NEW YORK (Reuters) - Family and friends bid farewell to Joan Rivers, the outspoken comedian who became famous around the world for her acerbic wit and brash style, at a private funeral on Sunday in Manhattan.
Journalists Barbara Walters and Diane Sawyer, comedian Whoopi Goldberg, tycoon Donald Trump, actress Sarah Jessica Parker and comedian Kathy Griffin were among the celebrities who attended the service at Temple Emanu-El, a landmark synagogue on New York's Fifth Avenue where Rivers, 81, was a member of the congregation.
As guests exited the service to the sound of bagpipes, and some mingled and hugged, many hundreds of fans, along with dozens of reporters, photographers and television crews waited behind barricades to get a glimpse of Rivers' friends and family, including her only daughter, Melissa.
Lisa Johnson, 45, who drove five hours from Pittsburgh, Pennsylvania with her sister to be there, said she was a life-long fan of the comedian.
"I grew up watching her. And I have always thought she was just the most hilarious, trailblazing pioneer for women's comedy, women in general. I just love her irreverent take-no-prisoners kind of style. She says exactly what she feels, she offends people and owns it," Johnson said.
Max Buccini, 30, held flowers and praised Rivers for her generosity and the impact she had on the gay community.
"She always delivered. She knew her audience. She was a pioneer in the entertainment industry and just a trendsetter," he said.
The sharp-tongued, Brooklyn-born comedian who jokingly wrote about wanting an elaborate funeral, died on Thursday at the New York hospital to where she had been rushed a week earlier.
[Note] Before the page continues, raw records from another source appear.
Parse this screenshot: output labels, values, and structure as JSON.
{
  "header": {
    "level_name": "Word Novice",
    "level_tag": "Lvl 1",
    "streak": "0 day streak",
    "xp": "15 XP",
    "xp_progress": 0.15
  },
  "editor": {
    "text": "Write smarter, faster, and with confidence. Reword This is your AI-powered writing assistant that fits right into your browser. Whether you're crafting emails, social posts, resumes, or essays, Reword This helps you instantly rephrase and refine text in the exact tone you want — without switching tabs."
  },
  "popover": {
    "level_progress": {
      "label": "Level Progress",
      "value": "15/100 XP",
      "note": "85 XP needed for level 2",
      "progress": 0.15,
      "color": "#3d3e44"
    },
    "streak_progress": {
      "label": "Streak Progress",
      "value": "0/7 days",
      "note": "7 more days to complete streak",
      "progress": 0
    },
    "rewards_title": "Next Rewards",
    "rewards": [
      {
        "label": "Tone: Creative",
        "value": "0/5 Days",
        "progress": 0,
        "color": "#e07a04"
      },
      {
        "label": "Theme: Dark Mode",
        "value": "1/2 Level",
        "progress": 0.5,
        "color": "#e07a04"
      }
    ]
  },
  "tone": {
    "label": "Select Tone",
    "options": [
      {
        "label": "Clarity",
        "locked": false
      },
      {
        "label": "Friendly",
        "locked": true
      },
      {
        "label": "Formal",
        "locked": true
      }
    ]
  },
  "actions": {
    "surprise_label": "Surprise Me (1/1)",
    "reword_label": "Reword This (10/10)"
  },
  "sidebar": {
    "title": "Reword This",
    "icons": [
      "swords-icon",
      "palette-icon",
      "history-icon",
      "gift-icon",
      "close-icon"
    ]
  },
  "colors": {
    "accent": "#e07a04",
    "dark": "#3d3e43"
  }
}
She had been put on life support after she stopped breathing during an outpatient procedure at a medical clinic.
Rivers' cause of death was still unknown pending further tests, according to New York City Medical Examiner's Office.
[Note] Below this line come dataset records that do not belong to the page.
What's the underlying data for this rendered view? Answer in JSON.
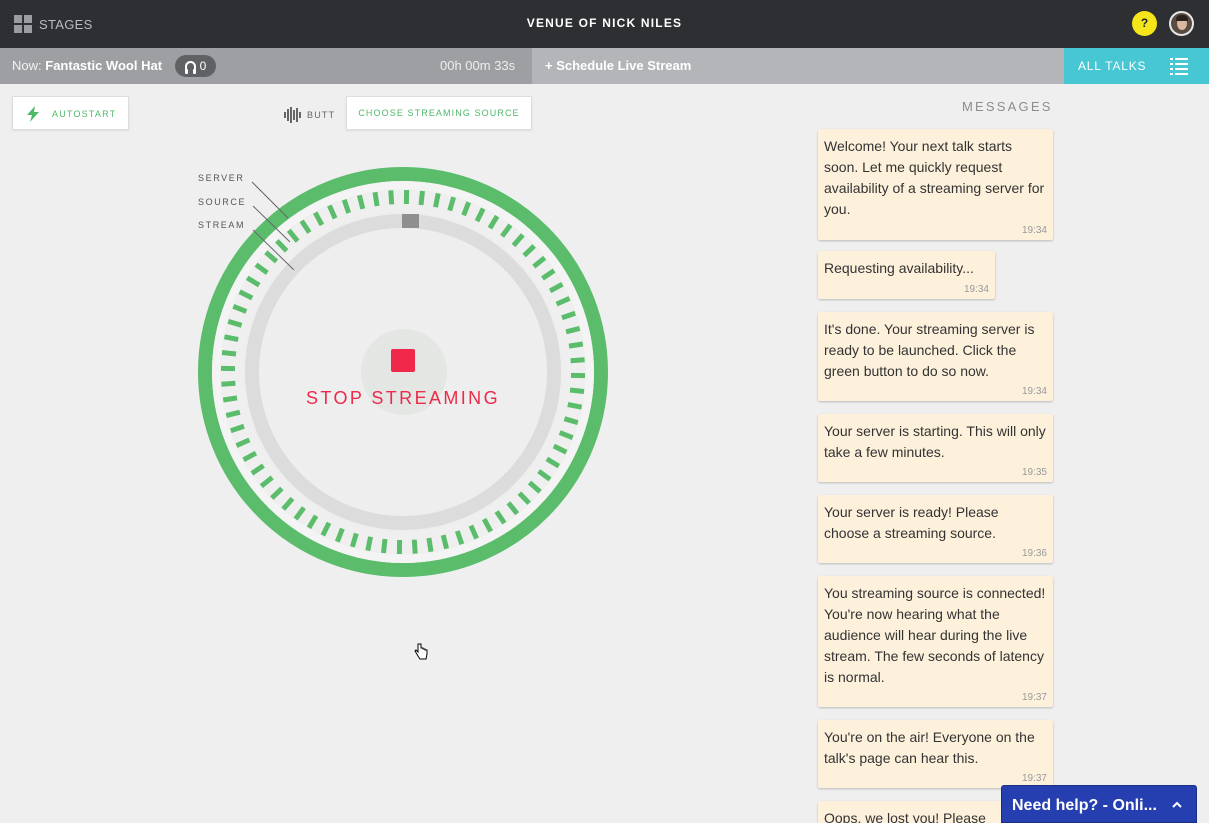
{
  "header": {
    "stages_label": "STAGES",
    "venue_title": "VENUE OF NICK NILES",
    "help_label": "?"
  },
  "nowbar": {
    "now_prefix": "Now:",
    "now_title": "Fantastic Wool Hat",
    "listener_count": "0",
    "elapsed": "00h 00m 33s",
    "schedule_label": "+ Schedule Live Stream",
    "all_talks_label": "ALL TALKS"
  },
  "controls": {
    "autostart_label": "AUTOSTART",
    "source_name": "BUTT",
    "choose_source_label": "CHOOSE STREAMING SOURCE"
  },
  "dial": {
    "labels": [
      "SERVER",
      "SOURCE",
      "STREAM"
    ],
    "stop_label": "STOP STREAMING",
    "colors": {
      "ring": "#5bbd6c",
      "track": "#dcdcdc",
      "stop": "#f0284a"
    }
  },
  "messages": {
    "title": "MESSAGES",
    "items": [
      {
        "text": "Welcome! Your next talk starts soon. Let me quickly request availability of a streaming server for you.",
        "time": "19:34"
      },
      {
        "text": "Requesting availability...",
        "time": "19:34"
      },
      {
        "text": "It's done. Your streaming server is ready to be launched. Click the green button to do so now.",
        "time": "19:34"
      },
      {
        "text": "Your server is starting. This will only take a few minutes.",
        "time": "19:35"
      },
      {
        "text": "Your server is ready! Please choose a streaming source.",
        "time": "19:36"
      },
      {
        "text": "You streaming source is connected! You're now hearing what the audience will hear during the live stream. The few seconds of latency is normal.",
        "time": "19:37"
      },
      {
        "text": "You're on the air! Everyone on the talk's page can hear this.",
        "time": "19:37"
      },
      {
        "text": "Oops, we lost you! Please",
        "time": ""
      }
    ]
  },
  "help_widget": {
    "label": "Need help? - Onli..."
  }
}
The State Health Department was investigating the Yorkville Endoscopy Center where Rivers was treated. It is reviewing documents, medical records and interviewing staff and physicians at the clinic which opened in 2013.
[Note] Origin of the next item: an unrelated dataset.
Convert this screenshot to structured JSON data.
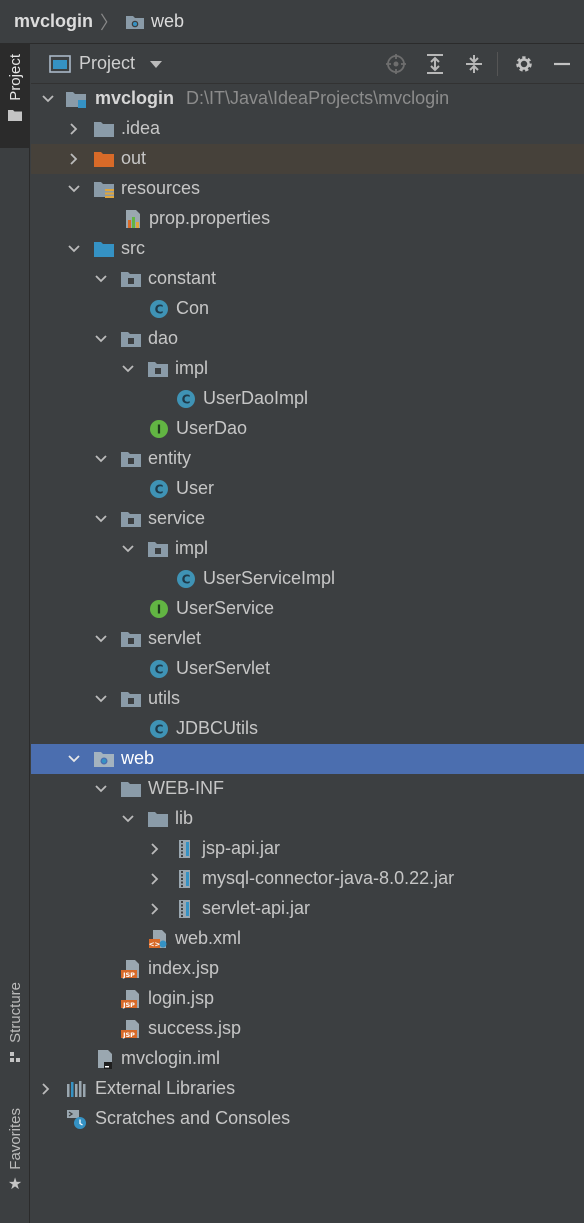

During a career that spanned more than 50 years, Rivers was known for her raspy voice, numerous cosmetic procedures and the catchphrase "Can we talk?"
No topic or person was off-limits for Rivers, who joked about marriage and sex and was never apologetic about what she said.
She attributed her success to saying what everyone else was thinking. Her influence reached far beyond her New York roots. Tributes poured in from around the world.
Britain's Prince Charles described Rivers, who attended his 2005 wedding to the Duchess of Cornwall, as "an extraordinary woman with an original and indefatigable spirit."
Israeli President Benjamin Netanyahu said in a statement that she would be deeply missed.
Rivers originally wanted to be an actress. She started as a comedy writer before doing stand-up. She worked her way up to regular guest host for Johnny Carson on NBC's popular "The Tonight Show."
Carson and Rivers had a falling-out when she started her own late-night talk show in 1986 on the rival Fox network. Her show was canceled within a year due to low ratings. A few months later, her husband and manager, Edgar Rosenberg, committed suicide.
Later in her career, Rivers and her daughter starred in the reality TV show "Joan & Melissa: Joan Knows Best?", with Rivers living with her grown child.
Most recently, Rivers was the host of cable television channel E!'s "Fashion Police," commenting on the unfortunate red carpet choices of Hollywood celebrities.